IIBBA   05544
INSTITUTO DE INVESTIGACIONES BIOQUIMICAS DE BUENOS AIRES
Unidad Ejecutora - UE
congresos y reuniones científicas
Título:
TOOLS FOR SINGLE-CELL ANALYSIS OF DROSOPHILA METABOLISM
Autor/es:
GÁNDARA, L.; WAPPNER, P.
Lugar:
Ciudad de Buenos Aires
Reunión:
Congreso; Reunión Conjunta de Sociedades de Biociencia; 2017
Resumen:
It is a well stablished fact that tumor cells suffer a metabolic reprograming that makes them unable to fully oxidize carbon chains through mitochondrial catabolism, turning glycolysis into their main ATP source. Recently, the idea that this metabolic switch (called Warburg effect) could be a feature of cell proliferation and differentiation during normal development has started to be worked out.
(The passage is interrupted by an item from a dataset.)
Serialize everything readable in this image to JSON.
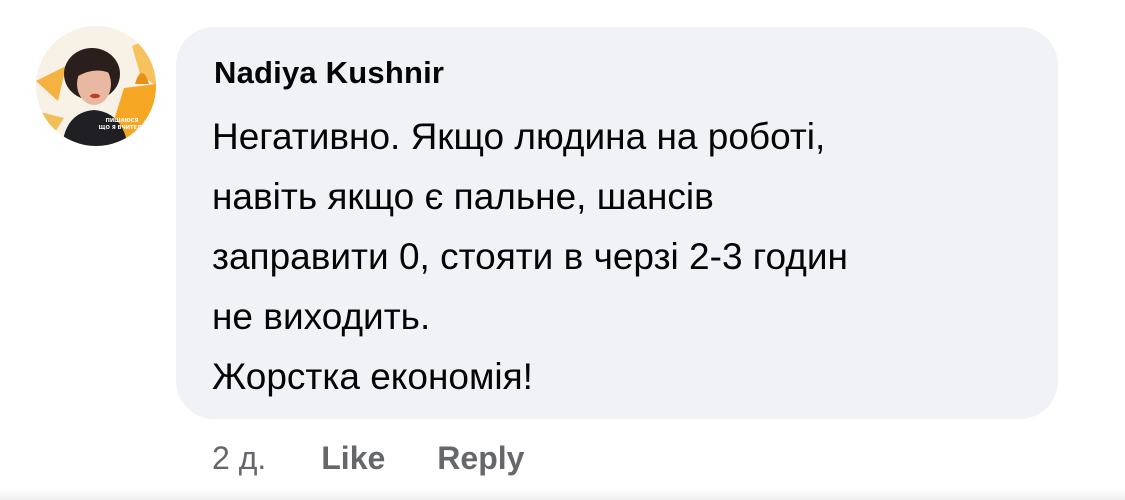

We have developed several tools to test this idea in Drosophila melanogaster development. We generated three different FRET sensors, each of them reporting intracellular levels of a different key metabolite. Pyronic senses pyruvate, Laconic senses lactate, whilst OGSOR senses 2-oxoglutarate (2-OG). The 2-OG sensor OGSOR was originally developed in a prokaryotic system, so we are in the process of analyzing its behavior in Drosophila tissues throughout development. Its emission spectrum, as well as its dynamic response to increasing levels of extracellular 2-OG, were stablished after driving its expression in several larval organs. We observed an increase in intracellular levels of 2-OG elicited by both oxygen and nutrient deprivation, as well as in cells in which mitochondrial 2-OG transporters have been genetically downregulated. This implies that most of the cytosolic 2-OG arises from glutamate deamination rather than from the Krebs cycle. In addition, we engineered in a Drosophila fly line a transcriptional reporter of the Pyruvate Dehydrogenase Kinase (PDHK), one of the central regulators of the metabolic switch. The PDHK transcriptional reporter revealed very specific tissues and cell types in which this enzyme is highly expressed, suggesting that these zones might undergo strong glycolytic catabolism. Analysis of these particular expression territories with the remaining tools (FRET sensors) that we have developed will light on the metabolic profile of differentiating cells during Drosophila development.